Enchilada Polenta Pie - cooking recipe
Ingredients
-
2 tablespoons olive oil
1 yellow onion, minced
1 1/4 cups polenta
1 teaspoon salt
1/2 teaspoon chili powder
4 cups boiling water
1 tablespoon chili powder
2 1/2 cups salsa
1 (15 1/2 ounce) can pinto beans, drained and rinsed
1 1/2 cups corn
1 (4 ounce) can diced green chilies, drained
1/2 cup red onion, minced
1/4 cup black olives, pitted and sliced
Preparation
-
Heat oil in a small skillet and cook the onion until browned, about five minutes.

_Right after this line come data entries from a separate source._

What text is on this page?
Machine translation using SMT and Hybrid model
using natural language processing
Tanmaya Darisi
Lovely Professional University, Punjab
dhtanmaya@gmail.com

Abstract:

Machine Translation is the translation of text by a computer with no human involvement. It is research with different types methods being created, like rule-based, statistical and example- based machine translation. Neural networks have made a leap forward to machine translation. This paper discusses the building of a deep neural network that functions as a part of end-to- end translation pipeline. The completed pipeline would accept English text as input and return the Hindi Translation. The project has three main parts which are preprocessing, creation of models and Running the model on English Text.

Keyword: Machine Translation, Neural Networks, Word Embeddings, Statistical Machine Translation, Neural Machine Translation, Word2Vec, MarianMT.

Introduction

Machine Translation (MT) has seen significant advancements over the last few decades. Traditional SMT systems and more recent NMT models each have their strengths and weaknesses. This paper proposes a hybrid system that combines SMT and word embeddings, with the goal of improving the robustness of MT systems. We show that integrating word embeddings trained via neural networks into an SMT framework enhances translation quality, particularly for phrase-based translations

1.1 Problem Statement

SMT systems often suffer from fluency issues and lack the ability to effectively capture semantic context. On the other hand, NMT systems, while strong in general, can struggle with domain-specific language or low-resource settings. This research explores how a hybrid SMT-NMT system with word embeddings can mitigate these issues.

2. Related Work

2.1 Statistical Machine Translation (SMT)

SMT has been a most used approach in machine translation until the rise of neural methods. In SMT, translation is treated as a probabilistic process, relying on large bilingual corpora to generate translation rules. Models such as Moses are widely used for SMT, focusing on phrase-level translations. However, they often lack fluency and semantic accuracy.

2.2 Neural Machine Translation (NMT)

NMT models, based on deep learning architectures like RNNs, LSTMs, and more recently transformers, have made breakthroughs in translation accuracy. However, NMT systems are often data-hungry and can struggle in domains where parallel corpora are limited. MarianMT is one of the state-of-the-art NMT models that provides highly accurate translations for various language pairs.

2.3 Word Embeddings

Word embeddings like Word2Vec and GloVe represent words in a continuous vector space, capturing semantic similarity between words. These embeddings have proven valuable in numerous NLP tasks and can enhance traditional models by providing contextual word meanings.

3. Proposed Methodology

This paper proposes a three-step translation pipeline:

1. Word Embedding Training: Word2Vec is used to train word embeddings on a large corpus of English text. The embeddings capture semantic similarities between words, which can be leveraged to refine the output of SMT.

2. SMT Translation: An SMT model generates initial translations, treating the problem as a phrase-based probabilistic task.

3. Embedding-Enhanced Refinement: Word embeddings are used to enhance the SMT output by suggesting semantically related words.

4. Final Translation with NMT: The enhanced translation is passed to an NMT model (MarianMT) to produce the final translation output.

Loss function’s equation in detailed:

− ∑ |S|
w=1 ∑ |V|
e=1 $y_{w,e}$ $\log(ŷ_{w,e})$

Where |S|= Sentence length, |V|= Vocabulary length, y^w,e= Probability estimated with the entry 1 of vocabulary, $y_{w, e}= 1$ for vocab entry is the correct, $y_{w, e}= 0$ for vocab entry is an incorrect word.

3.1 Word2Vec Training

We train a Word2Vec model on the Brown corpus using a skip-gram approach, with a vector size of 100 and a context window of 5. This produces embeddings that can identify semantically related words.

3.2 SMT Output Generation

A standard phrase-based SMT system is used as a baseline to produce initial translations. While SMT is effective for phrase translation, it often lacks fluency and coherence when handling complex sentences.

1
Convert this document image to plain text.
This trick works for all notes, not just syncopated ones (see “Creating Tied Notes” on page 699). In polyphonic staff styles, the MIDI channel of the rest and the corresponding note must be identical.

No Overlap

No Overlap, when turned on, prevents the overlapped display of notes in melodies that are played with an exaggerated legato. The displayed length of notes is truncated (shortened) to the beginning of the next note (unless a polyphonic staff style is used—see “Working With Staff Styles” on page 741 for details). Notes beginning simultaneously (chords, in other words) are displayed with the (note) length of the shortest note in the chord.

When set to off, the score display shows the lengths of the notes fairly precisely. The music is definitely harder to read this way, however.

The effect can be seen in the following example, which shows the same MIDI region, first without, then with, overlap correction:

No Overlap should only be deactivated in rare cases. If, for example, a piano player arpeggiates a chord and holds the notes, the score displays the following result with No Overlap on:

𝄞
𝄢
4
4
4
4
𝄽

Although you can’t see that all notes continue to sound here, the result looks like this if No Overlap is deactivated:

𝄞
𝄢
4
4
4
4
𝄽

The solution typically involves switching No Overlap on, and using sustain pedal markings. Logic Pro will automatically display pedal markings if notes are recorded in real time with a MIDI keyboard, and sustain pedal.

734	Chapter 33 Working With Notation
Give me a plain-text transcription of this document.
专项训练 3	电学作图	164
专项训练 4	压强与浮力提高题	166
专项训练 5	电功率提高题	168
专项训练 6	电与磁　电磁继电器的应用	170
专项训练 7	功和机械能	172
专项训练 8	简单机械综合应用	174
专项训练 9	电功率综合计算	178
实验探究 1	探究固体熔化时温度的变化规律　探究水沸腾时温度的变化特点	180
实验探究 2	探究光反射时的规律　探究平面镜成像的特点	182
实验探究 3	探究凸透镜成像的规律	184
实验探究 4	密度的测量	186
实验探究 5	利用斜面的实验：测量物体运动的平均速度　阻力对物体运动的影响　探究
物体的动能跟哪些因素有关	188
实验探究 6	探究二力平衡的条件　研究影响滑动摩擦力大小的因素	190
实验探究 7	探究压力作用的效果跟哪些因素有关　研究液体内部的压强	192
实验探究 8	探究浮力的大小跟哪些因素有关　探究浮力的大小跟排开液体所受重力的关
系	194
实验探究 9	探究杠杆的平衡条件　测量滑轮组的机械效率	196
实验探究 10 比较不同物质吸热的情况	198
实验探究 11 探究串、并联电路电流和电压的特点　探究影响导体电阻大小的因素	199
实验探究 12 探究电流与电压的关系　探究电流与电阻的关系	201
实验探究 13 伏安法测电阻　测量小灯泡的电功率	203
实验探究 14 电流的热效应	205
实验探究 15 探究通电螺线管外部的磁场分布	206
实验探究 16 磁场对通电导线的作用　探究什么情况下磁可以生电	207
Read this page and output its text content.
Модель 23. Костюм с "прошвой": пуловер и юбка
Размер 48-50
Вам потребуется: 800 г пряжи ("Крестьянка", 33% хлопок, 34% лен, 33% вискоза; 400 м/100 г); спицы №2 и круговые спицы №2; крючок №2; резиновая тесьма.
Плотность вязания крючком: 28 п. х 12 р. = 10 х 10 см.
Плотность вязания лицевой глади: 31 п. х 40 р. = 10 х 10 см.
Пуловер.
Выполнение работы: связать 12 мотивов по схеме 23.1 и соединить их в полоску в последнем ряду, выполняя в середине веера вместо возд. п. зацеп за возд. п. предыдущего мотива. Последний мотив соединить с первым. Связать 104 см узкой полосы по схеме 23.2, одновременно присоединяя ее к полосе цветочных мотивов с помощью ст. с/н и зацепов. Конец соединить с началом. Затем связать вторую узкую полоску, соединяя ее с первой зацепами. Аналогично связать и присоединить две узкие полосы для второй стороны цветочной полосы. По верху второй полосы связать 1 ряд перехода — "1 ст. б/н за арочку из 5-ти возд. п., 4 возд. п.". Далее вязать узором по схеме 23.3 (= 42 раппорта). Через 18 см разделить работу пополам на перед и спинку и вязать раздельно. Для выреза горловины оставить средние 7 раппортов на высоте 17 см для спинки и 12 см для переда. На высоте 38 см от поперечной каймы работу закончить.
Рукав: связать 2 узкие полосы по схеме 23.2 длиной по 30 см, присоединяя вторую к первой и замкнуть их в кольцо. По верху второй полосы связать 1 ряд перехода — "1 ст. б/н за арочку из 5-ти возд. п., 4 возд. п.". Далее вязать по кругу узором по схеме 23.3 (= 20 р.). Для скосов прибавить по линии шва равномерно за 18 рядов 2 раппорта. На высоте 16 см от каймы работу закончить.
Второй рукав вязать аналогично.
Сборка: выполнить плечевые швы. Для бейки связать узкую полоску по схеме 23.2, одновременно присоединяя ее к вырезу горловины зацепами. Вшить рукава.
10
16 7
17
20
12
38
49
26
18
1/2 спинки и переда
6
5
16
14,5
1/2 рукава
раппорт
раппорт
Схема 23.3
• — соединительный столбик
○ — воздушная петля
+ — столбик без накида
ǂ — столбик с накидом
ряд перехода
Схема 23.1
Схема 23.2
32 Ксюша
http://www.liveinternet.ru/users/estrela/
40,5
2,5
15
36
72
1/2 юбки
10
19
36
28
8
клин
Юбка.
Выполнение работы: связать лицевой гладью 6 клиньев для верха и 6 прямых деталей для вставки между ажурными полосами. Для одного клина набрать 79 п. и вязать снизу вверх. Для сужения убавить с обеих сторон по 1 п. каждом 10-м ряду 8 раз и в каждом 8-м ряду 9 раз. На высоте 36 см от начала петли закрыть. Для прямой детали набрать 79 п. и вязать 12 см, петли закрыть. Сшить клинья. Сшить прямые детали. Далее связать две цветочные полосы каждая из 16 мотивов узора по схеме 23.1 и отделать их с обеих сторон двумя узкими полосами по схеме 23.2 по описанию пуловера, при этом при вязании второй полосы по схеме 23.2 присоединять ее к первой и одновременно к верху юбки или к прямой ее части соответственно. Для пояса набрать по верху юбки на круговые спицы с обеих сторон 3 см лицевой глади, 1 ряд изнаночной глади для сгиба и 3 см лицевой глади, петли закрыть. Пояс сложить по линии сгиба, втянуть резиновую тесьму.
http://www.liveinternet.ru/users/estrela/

Transfer the onion to a lightly oiled slow cooker (at least 3.5 quarts). Add the cornmeal, salt, and 1/2 teaspoon of chili powder. Stir in boiling water. Cover and cook on Low for 6-8 hours, stirring often.
In a large bowl, combine the salsa, beans, corn, chiles, red onion, olives, and remaining 1 tablespoon chili powder. Set aside.
About half an hour before ready to serve, spread the bean mixture over the top of the polenta. Cover and continue to cook on Low until warmed through.
Serve garnished with cheddar cheese or monterey jack cheese, and crumbled tortilla chips.